Both Sixth Street and Owl Rock were founded by longtime credit veterans. Alan Waxman, CEO of Sixth Street, co-founded the firm in 2009 as an affiliate of TPG after a long career in special situations at Goldman Sachs. Doug Ostrover, one of the three founders of GSO Capital Partners, KKR’s Marc Lipschultz and Goldman’s Craig Packer launched Owl Rock in 2016. Dyal, owned by Neuberger Berman, created some of the first funds to take stakes in alternative investment managers and advise them on strategic growth opportunities. Private funds that invest in general partners, or GPs, are now an established and lucrative business dominated by Dyal, Blackstone, Goldman, and others.

Dyal and Owl Rock anticipated some of these risks to their merger, which it disclosed in its regulatory filings. “Our funds hold and make investments in partner managers and there may be provisions within our arrangements with partner managers that could affect our business including our ability to undertake follow-on investments,” according to Altimar’s disclosure documents.

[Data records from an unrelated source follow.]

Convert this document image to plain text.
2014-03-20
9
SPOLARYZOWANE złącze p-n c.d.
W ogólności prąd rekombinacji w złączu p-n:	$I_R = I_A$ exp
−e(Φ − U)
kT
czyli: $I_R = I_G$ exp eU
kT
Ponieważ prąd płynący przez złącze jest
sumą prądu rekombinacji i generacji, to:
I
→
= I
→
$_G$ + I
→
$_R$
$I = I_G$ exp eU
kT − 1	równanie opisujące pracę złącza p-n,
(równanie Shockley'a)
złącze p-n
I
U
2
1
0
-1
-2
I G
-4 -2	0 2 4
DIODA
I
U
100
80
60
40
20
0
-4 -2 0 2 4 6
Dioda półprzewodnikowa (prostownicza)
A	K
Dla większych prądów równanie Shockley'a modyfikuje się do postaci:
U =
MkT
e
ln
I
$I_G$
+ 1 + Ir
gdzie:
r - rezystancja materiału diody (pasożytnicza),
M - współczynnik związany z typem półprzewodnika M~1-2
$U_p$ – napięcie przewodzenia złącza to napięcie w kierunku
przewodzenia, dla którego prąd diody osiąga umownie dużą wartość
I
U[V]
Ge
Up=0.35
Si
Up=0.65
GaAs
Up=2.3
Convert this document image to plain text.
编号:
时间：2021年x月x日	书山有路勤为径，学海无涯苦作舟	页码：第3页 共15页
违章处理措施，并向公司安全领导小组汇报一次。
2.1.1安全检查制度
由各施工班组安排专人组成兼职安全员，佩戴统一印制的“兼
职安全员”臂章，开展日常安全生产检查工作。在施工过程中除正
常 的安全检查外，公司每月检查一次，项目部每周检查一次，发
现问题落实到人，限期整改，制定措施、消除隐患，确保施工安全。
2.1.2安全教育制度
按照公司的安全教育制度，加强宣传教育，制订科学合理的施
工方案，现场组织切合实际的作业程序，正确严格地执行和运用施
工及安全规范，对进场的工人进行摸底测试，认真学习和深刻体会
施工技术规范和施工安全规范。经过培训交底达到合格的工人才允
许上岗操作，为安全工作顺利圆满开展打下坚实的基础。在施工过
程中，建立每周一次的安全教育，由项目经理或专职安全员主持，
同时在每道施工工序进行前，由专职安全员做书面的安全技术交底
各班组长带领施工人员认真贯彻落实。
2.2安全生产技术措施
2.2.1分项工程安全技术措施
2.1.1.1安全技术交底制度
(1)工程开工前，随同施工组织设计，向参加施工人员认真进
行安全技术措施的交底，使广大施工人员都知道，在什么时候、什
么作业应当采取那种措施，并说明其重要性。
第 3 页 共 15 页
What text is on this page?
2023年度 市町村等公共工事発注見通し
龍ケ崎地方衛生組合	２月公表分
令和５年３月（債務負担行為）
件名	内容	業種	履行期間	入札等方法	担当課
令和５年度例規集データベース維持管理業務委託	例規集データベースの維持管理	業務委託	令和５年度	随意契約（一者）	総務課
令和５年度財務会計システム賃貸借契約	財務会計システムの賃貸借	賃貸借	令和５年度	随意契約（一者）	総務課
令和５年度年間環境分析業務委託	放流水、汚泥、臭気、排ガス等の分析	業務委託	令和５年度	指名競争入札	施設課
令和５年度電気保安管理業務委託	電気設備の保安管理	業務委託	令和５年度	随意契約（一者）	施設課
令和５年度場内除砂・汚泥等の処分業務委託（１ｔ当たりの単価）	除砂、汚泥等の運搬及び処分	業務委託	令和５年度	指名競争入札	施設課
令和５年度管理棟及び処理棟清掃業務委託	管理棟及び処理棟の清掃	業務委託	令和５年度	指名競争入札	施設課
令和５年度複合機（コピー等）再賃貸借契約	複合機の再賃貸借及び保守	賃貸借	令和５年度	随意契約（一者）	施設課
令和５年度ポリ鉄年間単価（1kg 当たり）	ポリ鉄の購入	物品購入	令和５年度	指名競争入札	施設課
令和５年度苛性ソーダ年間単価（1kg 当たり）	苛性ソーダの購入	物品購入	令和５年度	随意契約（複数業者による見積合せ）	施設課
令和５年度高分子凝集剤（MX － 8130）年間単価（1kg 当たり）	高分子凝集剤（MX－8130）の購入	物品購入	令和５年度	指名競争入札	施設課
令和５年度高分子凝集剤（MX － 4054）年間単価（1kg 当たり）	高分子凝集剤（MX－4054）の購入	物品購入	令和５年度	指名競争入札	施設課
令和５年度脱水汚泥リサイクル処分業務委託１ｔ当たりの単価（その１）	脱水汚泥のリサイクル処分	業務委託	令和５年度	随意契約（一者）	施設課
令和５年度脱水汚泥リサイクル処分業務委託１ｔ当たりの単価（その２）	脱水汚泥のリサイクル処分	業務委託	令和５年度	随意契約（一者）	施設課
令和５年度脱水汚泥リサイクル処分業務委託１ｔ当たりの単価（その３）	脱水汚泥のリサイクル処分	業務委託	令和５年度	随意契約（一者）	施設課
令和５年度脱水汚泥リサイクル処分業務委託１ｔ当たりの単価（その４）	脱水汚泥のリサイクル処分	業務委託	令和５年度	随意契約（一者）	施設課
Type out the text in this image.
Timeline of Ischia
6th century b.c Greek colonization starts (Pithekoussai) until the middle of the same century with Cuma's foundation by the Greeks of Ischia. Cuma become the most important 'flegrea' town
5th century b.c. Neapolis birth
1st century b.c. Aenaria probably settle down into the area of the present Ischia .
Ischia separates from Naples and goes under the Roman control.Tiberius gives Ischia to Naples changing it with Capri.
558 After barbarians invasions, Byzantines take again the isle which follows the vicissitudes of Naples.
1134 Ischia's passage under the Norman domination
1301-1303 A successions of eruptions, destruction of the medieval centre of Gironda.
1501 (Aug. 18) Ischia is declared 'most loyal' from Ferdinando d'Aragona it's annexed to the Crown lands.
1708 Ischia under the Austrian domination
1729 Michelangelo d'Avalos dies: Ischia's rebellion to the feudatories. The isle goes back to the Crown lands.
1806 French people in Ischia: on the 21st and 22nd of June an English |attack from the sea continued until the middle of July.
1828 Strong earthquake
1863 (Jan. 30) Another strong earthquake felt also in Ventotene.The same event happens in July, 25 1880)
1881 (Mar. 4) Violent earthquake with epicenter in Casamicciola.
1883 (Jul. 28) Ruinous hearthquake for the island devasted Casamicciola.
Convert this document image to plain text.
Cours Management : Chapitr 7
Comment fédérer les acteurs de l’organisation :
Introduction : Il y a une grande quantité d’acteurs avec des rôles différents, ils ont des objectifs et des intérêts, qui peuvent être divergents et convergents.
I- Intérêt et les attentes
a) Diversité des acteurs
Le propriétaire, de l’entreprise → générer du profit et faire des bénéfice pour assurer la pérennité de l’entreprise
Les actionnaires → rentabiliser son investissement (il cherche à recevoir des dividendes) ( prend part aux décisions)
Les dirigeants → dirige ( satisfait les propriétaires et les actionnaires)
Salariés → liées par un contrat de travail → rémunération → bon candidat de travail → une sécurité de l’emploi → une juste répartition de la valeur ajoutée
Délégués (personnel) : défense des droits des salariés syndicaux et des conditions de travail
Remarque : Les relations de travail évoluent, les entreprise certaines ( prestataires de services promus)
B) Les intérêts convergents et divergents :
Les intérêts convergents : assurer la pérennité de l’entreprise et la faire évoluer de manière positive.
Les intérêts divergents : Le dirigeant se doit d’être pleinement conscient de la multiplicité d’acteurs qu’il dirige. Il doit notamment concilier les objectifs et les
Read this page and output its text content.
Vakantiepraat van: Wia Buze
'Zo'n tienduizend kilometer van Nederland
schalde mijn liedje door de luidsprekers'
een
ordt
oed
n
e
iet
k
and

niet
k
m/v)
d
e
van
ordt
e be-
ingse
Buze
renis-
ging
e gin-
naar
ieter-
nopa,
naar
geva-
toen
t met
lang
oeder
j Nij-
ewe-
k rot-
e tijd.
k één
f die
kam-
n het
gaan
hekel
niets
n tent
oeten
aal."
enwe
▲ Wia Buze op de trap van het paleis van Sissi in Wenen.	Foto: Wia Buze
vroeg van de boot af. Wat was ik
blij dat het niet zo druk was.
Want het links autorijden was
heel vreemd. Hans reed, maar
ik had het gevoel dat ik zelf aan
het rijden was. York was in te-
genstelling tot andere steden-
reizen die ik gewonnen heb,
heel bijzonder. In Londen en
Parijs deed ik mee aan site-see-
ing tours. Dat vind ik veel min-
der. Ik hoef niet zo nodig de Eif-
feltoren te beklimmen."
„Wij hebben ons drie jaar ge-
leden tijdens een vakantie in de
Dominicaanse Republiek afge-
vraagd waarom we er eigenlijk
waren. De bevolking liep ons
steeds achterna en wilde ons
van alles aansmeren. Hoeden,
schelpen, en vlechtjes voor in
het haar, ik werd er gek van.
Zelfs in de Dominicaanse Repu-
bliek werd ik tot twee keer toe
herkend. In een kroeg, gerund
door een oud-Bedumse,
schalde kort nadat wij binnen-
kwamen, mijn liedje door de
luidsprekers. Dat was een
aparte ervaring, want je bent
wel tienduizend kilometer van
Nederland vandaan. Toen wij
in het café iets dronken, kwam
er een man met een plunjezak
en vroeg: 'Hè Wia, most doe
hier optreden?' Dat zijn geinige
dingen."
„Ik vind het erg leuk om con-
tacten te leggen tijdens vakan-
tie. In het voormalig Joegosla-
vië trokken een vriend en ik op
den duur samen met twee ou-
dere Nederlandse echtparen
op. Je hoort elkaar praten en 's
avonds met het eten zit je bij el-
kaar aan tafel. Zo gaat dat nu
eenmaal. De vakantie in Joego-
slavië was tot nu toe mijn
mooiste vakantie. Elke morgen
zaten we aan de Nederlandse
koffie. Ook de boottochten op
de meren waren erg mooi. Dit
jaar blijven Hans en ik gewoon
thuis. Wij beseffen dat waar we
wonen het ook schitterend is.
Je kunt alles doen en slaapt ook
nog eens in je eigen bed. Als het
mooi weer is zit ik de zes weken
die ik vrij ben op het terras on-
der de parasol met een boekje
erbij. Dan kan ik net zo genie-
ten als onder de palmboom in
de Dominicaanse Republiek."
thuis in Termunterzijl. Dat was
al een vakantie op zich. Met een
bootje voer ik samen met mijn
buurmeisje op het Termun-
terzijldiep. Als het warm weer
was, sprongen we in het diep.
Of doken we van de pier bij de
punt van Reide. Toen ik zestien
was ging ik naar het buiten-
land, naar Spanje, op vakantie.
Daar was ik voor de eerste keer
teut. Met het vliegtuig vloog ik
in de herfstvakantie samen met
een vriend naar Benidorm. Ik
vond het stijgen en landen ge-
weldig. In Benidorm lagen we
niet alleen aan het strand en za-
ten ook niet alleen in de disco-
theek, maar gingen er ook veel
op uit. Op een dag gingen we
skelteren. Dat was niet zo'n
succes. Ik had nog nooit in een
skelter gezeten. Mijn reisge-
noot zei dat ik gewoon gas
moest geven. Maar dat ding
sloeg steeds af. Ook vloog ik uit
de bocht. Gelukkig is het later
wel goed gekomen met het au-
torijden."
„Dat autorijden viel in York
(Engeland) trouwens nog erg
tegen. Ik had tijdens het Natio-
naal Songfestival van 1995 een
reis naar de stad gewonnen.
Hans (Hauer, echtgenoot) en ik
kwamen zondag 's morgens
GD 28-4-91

In the court documents, Sixth Street said Dyal pitched itself in 2016 as a better alternative to other GP stakes funds, whose sponsors had competing lines of business. To protect itself, Sixth Street said it baked “sweeping protections designed to grant Sixth Street an absolute say over who its investment partners would be in the event that Dyal sought to transfer its investment in Sixth Street.”